The National Pork Producers Council is expressing its opposition to a proposed bill that would ban the use of antibiotics as growth promotants in livestock.
A bill being considered by the U.S. congress proposes a ban on the use of antibiotics in livestock feed for the purpose of nutritional efficiency, or growth promotion.
Dr. Howard Hill, a veterinarian with Iowa Select Farms and an NPPC director, says the National Pork Producers Council is opposed to congress limiting the use of antibiotics by pork producers for any of the four uses, treatment, prevention and control of disease and for nutritional efficiency.

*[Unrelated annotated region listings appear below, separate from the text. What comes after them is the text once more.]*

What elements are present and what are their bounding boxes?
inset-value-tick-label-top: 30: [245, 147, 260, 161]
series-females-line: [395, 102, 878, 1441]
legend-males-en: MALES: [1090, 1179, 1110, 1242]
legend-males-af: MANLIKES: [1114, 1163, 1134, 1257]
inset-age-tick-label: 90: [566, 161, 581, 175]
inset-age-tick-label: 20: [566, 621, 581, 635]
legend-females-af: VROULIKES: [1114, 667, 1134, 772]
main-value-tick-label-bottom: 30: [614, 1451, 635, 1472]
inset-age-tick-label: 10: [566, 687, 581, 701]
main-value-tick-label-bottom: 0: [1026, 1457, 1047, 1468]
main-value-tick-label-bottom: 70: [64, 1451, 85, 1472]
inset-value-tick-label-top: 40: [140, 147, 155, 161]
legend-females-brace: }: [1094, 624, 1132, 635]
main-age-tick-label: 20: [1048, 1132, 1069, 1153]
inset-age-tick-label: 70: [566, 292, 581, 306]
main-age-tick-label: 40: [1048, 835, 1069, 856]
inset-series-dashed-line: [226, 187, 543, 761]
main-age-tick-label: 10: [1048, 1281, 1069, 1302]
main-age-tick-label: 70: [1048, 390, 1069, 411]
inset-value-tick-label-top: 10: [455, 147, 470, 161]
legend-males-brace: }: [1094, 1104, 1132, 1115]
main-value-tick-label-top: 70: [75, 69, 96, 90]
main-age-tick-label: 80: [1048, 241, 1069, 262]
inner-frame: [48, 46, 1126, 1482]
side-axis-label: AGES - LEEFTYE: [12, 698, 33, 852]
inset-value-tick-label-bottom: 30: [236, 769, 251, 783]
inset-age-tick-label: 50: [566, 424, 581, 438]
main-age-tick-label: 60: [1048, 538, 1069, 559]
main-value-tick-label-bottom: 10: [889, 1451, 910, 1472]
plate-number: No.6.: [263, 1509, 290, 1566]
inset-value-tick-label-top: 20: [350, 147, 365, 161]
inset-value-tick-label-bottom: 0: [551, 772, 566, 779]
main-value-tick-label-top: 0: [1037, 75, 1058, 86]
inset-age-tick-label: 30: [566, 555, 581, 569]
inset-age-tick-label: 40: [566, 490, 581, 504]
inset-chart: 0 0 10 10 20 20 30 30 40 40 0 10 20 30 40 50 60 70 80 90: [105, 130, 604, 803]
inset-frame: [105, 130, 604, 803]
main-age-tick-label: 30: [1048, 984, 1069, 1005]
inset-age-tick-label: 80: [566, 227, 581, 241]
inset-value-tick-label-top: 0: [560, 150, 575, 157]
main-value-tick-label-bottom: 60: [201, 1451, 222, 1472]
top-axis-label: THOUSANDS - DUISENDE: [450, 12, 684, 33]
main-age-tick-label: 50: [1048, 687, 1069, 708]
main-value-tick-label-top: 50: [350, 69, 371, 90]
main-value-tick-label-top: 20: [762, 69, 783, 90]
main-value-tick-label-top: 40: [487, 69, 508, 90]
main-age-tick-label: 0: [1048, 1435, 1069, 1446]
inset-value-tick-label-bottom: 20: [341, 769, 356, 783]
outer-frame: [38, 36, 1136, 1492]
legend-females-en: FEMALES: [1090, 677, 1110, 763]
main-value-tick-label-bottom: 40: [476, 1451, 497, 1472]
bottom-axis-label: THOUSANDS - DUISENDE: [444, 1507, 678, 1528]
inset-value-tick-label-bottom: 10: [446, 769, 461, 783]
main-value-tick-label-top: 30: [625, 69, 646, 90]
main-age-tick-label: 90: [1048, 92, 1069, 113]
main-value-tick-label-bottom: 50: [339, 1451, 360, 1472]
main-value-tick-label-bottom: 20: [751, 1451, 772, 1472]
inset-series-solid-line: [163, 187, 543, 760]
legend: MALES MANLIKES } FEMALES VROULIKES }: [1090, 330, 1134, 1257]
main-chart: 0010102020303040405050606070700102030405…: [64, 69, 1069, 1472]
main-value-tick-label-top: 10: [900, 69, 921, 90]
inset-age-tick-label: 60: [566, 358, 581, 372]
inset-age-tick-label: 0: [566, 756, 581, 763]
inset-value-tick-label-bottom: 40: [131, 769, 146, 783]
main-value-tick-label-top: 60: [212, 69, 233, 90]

What happened in Denmark when they outlawed the use of antibiotics in feed they actually saw an increase in the overall use of antibiotics in the swine industry, in the livestock industry because now the producers were not controlling disease and they were having to treat pigs.
The best example is ileitis, a disease that causes severe diarrhea in grow-finishing pigs, it can cause morbidity, production loss and it can result in higher mortality.
When they were not able to control that disease with antibiotics in the nursery and early finishing they saw a big increase in the incidence of that disease and had to use more antibiotics than they were using before so we don’t think that just outlawing antibiotics in the feed is the right way to go.
Dr. Hill suggests the most important thing is to ensure producers are using antibiotics in the proper amount, at the proper time and are observing the withdrawals that the FDA has prescribed.
He’s confident pork producers are using antibiotics judiciously, working with their veterinarians and using scientific data and diagnostics to determine when to use antibiotics, what antibiotics to use and how much to use.